Коломна была, наверное, последним районом в центре, где многие дворы еще не запирались и на воротах не стояли мощные кодовые замки. Сева часами таскал Машу по дворикам и тайным лазам. Она не любила ходить здесь по вечерам и сейчас утешалась только тем, что наверняка за ними по пятам незаметно следует телохранитель. Про себя она чертыхалась: ну куда его несет! Человек, перед которым откроется любая дверь и которого везде примут с почетом, таскается по улицам и целуется в чужих заплеванных подъездах! Почему он никогда не спросит, нравится ли ей заниматься с ним черт-те чем на лестничных клетках, куда вот-вот кто-нибудь мог зайти? Правда, сама Маша никогда не протестовала, и не так ей был важен его быстрый молчаливый напор, как следовавшее за этим размягчение и слабость, разливавшаяся по его лицу. Иногда он даже рыдал, она не рассказывала про это никому, но гордилась его слезами безмерно. Телесное ее почти не волновало, и эта холодность была в ней с самого начала их романа, но, может быть, большее наслаждение, чем кому-то плотские радости, ей приносило осознание того, что она владеет полностью, пусть недолго, этим всемогущим и сильным мужчиной. Откуда же ей было знать, что он ни секунды не был ее, всю жизнь он был рабом только одной страсти, которую, правда, именно она могла понять, если бы захотела, — стремления к власти.

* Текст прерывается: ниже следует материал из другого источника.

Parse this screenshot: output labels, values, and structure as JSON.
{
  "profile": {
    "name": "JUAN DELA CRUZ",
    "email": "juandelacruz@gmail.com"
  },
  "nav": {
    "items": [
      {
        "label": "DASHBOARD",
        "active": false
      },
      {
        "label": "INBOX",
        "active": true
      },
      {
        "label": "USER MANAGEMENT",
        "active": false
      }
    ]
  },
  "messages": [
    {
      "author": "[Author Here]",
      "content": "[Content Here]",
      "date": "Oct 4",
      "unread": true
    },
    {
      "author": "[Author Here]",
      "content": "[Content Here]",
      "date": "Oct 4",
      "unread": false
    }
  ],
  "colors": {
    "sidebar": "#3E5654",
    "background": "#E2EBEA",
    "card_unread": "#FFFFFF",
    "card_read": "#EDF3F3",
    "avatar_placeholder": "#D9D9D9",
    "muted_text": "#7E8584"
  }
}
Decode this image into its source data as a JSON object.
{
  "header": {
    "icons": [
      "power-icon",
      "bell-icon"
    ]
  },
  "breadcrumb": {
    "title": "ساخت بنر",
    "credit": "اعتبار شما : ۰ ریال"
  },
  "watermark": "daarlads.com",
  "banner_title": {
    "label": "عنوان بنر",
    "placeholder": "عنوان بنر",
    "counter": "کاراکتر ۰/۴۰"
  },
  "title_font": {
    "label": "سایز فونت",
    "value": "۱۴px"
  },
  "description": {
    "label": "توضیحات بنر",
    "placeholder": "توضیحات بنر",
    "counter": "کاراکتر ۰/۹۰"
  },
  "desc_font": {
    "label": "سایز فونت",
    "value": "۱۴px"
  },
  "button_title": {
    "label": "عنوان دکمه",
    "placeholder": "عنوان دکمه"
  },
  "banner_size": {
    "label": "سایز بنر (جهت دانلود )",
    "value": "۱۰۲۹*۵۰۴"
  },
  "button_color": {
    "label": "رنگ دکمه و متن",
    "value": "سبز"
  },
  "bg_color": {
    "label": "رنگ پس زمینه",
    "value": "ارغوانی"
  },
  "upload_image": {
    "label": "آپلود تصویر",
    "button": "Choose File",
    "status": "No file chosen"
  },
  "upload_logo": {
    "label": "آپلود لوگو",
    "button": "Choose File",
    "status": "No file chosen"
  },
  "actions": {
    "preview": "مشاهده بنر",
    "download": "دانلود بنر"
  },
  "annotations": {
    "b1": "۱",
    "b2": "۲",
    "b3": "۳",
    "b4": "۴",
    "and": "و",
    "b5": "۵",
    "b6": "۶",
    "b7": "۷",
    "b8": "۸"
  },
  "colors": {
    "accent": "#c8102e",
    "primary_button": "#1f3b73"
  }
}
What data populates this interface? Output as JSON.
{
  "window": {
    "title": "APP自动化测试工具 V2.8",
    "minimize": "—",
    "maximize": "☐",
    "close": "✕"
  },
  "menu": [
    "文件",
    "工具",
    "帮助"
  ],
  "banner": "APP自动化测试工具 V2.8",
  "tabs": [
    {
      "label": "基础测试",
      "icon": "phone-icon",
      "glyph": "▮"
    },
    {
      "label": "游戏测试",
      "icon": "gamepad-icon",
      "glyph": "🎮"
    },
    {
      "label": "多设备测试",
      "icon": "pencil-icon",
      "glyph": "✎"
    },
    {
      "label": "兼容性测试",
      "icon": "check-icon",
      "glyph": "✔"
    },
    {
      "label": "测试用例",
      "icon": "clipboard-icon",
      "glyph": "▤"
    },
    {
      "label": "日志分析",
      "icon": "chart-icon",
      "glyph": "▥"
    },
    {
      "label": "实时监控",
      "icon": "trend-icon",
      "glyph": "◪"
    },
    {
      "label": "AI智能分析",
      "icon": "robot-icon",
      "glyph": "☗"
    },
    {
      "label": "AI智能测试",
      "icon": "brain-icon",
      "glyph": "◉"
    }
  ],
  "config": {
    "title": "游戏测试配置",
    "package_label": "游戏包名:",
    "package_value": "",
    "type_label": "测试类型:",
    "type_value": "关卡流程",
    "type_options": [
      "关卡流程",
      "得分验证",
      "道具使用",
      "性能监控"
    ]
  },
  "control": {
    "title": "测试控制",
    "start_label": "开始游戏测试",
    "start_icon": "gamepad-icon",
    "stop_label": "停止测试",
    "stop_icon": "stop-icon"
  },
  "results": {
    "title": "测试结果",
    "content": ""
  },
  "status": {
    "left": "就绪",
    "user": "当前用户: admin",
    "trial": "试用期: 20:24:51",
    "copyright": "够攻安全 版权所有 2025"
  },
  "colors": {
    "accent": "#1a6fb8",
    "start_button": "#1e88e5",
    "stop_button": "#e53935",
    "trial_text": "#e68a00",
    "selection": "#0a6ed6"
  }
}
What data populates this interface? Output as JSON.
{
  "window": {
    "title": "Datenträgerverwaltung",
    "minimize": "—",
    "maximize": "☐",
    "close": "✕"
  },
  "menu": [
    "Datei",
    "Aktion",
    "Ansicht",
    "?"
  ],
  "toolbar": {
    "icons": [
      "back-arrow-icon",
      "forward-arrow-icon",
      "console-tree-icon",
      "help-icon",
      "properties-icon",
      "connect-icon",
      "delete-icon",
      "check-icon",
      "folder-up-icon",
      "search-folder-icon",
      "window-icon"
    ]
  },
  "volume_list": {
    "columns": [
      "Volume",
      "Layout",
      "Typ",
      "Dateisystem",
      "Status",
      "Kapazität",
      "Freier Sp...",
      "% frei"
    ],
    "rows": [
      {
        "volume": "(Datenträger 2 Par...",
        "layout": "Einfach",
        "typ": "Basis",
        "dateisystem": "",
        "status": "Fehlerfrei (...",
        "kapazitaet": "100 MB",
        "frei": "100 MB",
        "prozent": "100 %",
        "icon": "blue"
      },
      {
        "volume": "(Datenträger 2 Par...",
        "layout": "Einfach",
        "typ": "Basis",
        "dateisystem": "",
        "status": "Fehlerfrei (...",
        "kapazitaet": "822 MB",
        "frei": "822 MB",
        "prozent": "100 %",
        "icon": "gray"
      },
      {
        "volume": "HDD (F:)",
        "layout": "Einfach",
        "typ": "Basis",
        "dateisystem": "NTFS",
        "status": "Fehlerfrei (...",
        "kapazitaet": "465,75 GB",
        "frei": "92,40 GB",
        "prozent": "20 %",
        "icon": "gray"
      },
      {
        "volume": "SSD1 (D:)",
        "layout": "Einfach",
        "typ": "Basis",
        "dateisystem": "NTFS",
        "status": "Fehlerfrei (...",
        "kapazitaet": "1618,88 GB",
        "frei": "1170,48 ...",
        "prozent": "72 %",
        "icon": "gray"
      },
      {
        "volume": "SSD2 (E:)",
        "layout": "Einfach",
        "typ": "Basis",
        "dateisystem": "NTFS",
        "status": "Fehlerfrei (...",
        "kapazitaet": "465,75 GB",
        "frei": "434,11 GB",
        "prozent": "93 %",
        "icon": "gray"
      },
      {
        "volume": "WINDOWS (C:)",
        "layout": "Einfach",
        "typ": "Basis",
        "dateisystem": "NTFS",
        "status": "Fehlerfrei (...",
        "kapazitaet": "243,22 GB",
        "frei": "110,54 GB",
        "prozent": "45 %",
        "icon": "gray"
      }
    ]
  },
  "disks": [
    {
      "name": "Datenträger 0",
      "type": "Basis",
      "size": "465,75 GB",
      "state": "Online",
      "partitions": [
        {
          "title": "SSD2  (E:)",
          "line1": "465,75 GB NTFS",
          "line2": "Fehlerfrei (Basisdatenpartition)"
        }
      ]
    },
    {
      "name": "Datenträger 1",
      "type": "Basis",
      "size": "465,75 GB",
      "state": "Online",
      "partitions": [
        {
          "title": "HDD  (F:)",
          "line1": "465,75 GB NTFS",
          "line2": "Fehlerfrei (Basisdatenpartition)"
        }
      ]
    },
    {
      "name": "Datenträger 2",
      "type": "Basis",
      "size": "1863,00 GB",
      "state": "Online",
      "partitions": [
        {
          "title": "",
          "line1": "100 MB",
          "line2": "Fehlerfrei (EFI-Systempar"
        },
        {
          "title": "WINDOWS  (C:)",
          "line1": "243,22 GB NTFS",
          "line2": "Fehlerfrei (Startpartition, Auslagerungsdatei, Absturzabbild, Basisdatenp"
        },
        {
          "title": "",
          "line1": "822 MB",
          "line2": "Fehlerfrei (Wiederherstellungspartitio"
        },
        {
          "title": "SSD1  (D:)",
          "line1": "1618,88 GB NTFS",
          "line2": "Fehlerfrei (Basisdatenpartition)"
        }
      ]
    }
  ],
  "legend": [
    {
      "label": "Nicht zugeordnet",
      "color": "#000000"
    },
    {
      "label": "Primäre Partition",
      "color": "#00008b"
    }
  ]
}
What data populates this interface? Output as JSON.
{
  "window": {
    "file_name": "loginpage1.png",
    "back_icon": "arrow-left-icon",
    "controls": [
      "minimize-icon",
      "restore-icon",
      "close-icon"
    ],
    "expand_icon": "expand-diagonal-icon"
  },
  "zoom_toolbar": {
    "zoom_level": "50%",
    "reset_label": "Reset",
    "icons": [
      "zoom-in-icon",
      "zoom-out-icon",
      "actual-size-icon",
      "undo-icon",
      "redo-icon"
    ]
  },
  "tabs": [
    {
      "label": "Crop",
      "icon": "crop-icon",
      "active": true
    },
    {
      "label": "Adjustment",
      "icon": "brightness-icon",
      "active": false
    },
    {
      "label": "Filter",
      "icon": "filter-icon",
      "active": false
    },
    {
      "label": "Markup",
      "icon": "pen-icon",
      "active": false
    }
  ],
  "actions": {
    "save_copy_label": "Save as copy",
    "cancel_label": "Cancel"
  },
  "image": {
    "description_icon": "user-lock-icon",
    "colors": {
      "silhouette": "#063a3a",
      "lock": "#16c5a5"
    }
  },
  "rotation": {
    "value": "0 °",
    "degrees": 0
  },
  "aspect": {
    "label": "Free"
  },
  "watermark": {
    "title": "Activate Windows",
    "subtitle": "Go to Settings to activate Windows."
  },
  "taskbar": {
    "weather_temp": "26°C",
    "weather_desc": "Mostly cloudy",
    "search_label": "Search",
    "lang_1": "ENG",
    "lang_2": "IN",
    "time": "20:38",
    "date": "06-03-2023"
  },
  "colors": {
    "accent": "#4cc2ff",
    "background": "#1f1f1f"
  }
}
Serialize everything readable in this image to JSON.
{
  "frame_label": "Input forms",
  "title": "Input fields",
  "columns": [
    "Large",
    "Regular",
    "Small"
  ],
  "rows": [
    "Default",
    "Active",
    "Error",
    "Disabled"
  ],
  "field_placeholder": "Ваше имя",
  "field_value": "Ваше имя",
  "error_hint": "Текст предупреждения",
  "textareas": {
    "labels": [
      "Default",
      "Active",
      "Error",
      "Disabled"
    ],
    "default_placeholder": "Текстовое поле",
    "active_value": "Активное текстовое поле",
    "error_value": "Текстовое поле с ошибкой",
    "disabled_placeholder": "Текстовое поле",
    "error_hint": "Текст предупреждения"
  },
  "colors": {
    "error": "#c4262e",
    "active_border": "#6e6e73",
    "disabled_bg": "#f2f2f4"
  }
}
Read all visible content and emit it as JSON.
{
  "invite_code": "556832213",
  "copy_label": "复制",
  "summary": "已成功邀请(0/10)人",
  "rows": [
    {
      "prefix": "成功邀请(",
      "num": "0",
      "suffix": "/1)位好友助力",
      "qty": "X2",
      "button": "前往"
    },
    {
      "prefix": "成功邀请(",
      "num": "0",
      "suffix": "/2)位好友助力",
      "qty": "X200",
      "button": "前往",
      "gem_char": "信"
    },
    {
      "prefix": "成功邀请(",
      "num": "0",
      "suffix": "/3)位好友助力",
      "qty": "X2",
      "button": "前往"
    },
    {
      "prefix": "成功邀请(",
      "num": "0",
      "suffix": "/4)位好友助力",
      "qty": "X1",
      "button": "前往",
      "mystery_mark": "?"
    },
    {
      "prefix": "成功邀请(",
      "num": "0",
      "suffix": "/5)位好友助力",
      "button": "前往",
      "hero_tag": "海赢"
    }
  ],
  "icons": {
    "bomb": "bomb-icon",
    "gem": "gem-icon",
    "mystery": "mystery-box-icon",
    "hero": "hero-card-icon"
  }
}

Не любовь так смягчала его черты и доводила до слез, а наслаждение неограниченной властью над ее дыханием и жизнью. Сегодня на пустом чердаке, куда он ее привел, страсть его разгорелась необыкновенно, ибо он знал, что скоро конец.

В какой-то момент их свидания он резко схватил Машу на руки и закружил, а потом, словно оцепенев, уронил на пол. Она ждала, что Сева поможет ей подняться, но он отошел в сторону и, не двигаясь, смотрел, как она лежит на полу, измазанная в пыли. Потом Сева спохватился, подал руку. «Извини», — сказал он и поцеловал Машу в лоб.

Кончено. Она была в прошлом. Как и все, которые стерты, все, кого он обыграл.

Но тут еще как назло — этого только не хватало — из кармана брюк у него выпала фотография. На фотографии — бледная кордебалетная моль с веснушками в натуральном виде. Ню.

Просто смотреть не на что. Лучше бы и не фотографировалась. Видно, сам снимал, сидит на диване у него на кухне и грудь, дрянь, прикрыла руками. До чего ему приперло, фотографию с собой носит.

Маша стала кричать, обзывать Севу плохими словами, которые неизвестно откуда всплыли, раньше она мат никогда не употребляла. Они поссорились зло и грубо, а самое ужасное, что под конец он сказал ей с самым настоящим презрением: «Кто ты такая? Взгляни на себя — банальная пэтэушница!»

Он застегнул штаны и выбежал, петляя дворами.

Маша осталась. Посидела еще немного, глядя прямо в стену, потом осторожно, медленно спустилась в темноте и вышла на Союза Печатников. Она шла к себе домой, все время спотыкаясь о строительный мусор. Шла туда, дальше — за Театральную площадь, за памятник Римскому-Корсакову, а потом еще минут десять по ночным улицам, но там уже не так страшно. Остановилась на Крюковом канале. Только что на мосту она ждала здесь Севу… сколько прошло? Часа два-три? Или этого не было никогда?